I wanted to have an arcade cab that could also play music. Aha! I thought I needed some jukebox software. However, ultimately I decided to use no jukebox application at all.
Jukebox software like DWjukebox and others are great for arcade cabs, but here is a key limitation: once you have the right music queued up, you probably want to play a game. So you have to quit out the jukebox application, losing the music you just started, to load the game!!! Obviously this isn't an issue with a dedicated jukebox, but is annoying with an arcade cab.
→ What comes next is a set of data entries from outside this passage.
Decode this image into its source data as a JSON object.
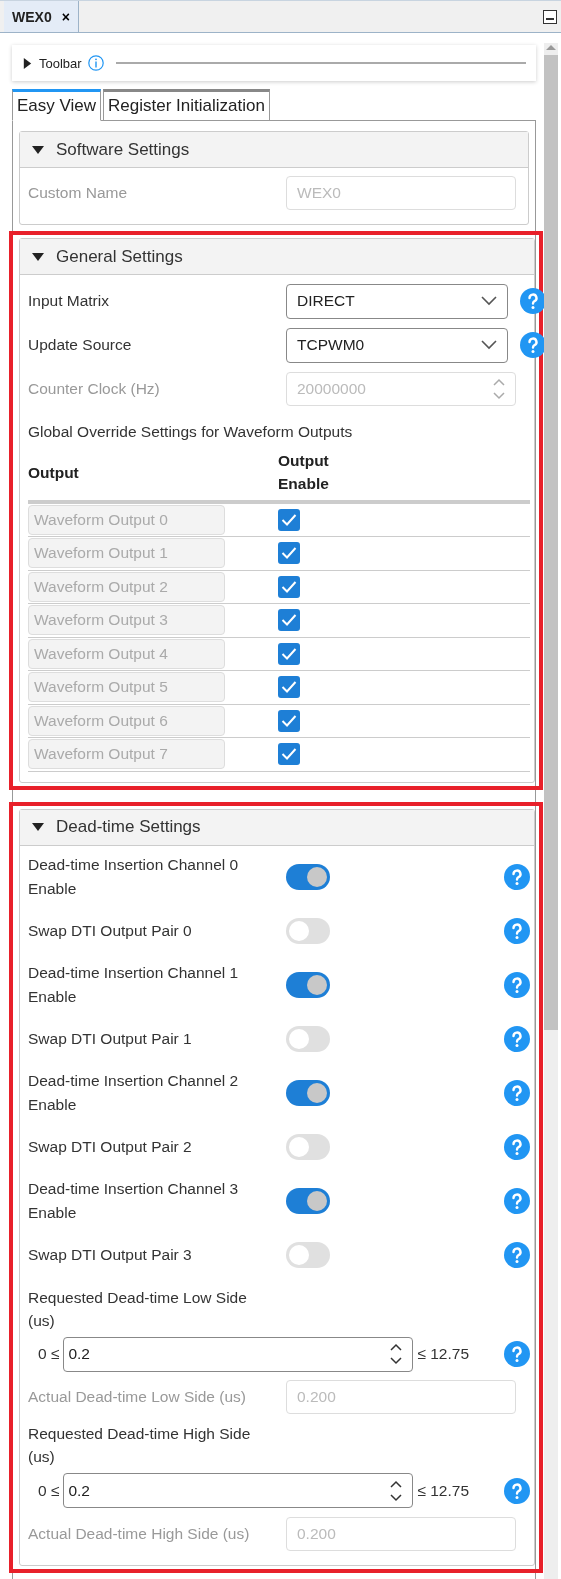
{
  "editor_tab": {
    "title": "WEX0",
    "close": "×"
  },
  "toolbar": {
    "label": "Toolbar",
    "expanded": false
  },
  "view_tabs": [
    {
      "label": "Easy View",
      "selected": true
    },
    {
      "label": "Register Initialization",
      "selected": false
    }
  ],
  "sections": [
    {
      "title": "Software Settings",
      "expanded": true,
      "highlighted": false,
      "rows": [
        {
          "kind": "text",
          "label": "Custom Name",
          "value": "WEX0",
          "disabled": true,
          "help": false
        }
      ]
    },
    {
      "title": "General Settings",
      "expanded": true,
      "highlighted": true,
      "rows": [
        {
          "kind": "select",
          "label": "Input Matrix",
          "value": "DIRECT",
          "disabled": false,
          "help": true
        },
        {
          "kind": "select",
          "label": "Update Source",
          "value": "TCPWM0",
          "disabled": false,
          "help": true
        },
        {
          "kind": "spin",
          "label": "Counter Clock (Hz)",
          "value": "20000000",
          "disabled": true,
          "help": false
        },
        {
          "kind": "note",
          "label": "Global Override Settings for Waveform Outputs"
        },
        {
          "kind": "table",
          "columns": [
            "Output",
            "Output Enable"
          ],
          "items": [
            {
              "name": "Waveform Output 0",
              "checked": true
            },
            {
              "name": "Waveform Output 1",
              "checked": true
            },
            {
              "name": "Waveform Output 2",
              "checked": true
            },
            {
              "name": "Waveform Output 3",
              "checked": true
            },
            {
              "name": "Waveform Output 4",
              "checked": true
            },
            {
              "name": "Waveform Output 5",
              "checked": true
            },
            {
              "name": "Waveform Output 6",
              "checked": true
            },
            {
              "name": "Waveform Output 7",
              "checked": true
            }
          ]
        }
      ]
    },
    {
      "title": "Dead-time Settings",
      "expanded": true,
      "highlighted": true,
      "rows": [
        {
          "kind": "toggle",
          "label": "Dead-time Insertion Channel 0 Enable",
          "on": true,
          "help": true
        },
        {
          "kind": "toggle",
          "label": "Swap DTI Output Pair 0",
          "on": false,
          "help": true
        },
        {
          "kind": "toggle",
          "label": "Dead-time Insertion Channel 1 Enable",
          "on": true,
          "help": true
        },
        {
          "kind": "toggle",
          "label": "Swap DTI Output Pair 1",
          "on": false,
          "help": true
        },
        {
          "kind": "toggle",
          "label": "Dead-time Insertion Channel 2 Enable",
          "on": true,
          "help": true
        },
        {
          "kind": "toggle",
          "label": "Swap DTI Output Pair 2",
          "on": false,
          "help": true
        },
        {
          "kind": "toggle",
          "label": "Dead-time Insertion Channel 3 Enable",
          "on": true,
          "help": true
        },
        {
          "kind": "toggle",
          "label": "Swap DTI Output Pair 3",
          "on": false,
          "help": true
        },
        {
          "kind": "range",
          "label": "Requested Dead-time Low Side (us)",
          "min": "0 ≤",
          "value": "0.2",
          "max": "≤ 12.75",
          "help": true
        },
        {
          "kind": "text",
          "label": "Actual Dead-time Low Side (us)",
          "value": "0.200",
          "disabled": true,
          "help": false
        },
        {
          "kind": "range",
          "label": "Requested Dead-time High Side (us)",
          "min": "0 ≤",
          "value": "0.2",
          "max": "≤ 12.75",
          "help": true
        },
        {
          "kind": "text",
          "label": "Actual Dead-time High Side (us)",
          "value": "0.200",
          "disabled": true,
          "help": false
        }
      ]
    }
  ]
}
Instead, I went with a few free software tools including MP3tag, MPlayer, Nircmd and MameWAH (almost any front end capable of launching games will do).
Use
MP3tag to "curate" the collection (getting the tags right, like artist/album/title etc) and, once done, use it to generate playlists. Generate your playlists into multiple "romsets", like "Albums", "Singles", whatever you want. You can use MP3tag to download media info from online libraries. It works for all kinds of music formats afaik. This "curating" will likely consume much of your time, but you will need to do it regardless, even if you use jukebox software.
Use
MPlayer to run the playlists from command line. MPlayer is a free open source highly customisable and compilable media player that can be run from command line and importantly (by default) has no GUI or any control interface at all. It uses very little memory and does not impact on most games performance, even when running both MPlayer and MAME on a pentium 4. Launch MPlayer with a batch file that takes one parameter, the playlist ("MPlayer.bat").
I use the
Nircmd free windows command line utility to kill any MPlayer processes early if desired. Set this up in a batch file "kill.bat". Create a shortcut to the batch file (desktop will do) and edit the properties so you can launch kill.bat with a keyboard hotkey combo (I use CTRL-ALT-2, which corresponds to default P1 buttons 1&2 and P2 start). You would also call kill.bat before starting a new playlist.
For those interested in keyboard combos, you need no special software, it is available for vanilla Windows shortcuts/properties. I also have CTRL-ALT-1 setup to launch the frontend.
Finally, setup your favourite frontend to run Mplayer (via batch file) with your playlists as parameters. For the frontend, you can treat sets of playlists like "romsets" and individual playlists as "romnames". With multiple playlist "romsets" you can have multiple music lists (e.g. collections, albums, singles, genres, years, etc.) to choose from via the front end.
After choosing your music playlist, you can then go to your games lists, play pretty much whatever you want, and the music will continue in the background. If you decide the music is too much, you want it to stop, just hit CRTL-ALT-2 to kill the process.
I just quickly hammered this post out - if these ideas excite people, I'll add extra details soon like the batch files I used, how to generate the playlists, and sample command lines for the frontend. There is a lot of flexibility, with the software tools used, to customise for your own needs.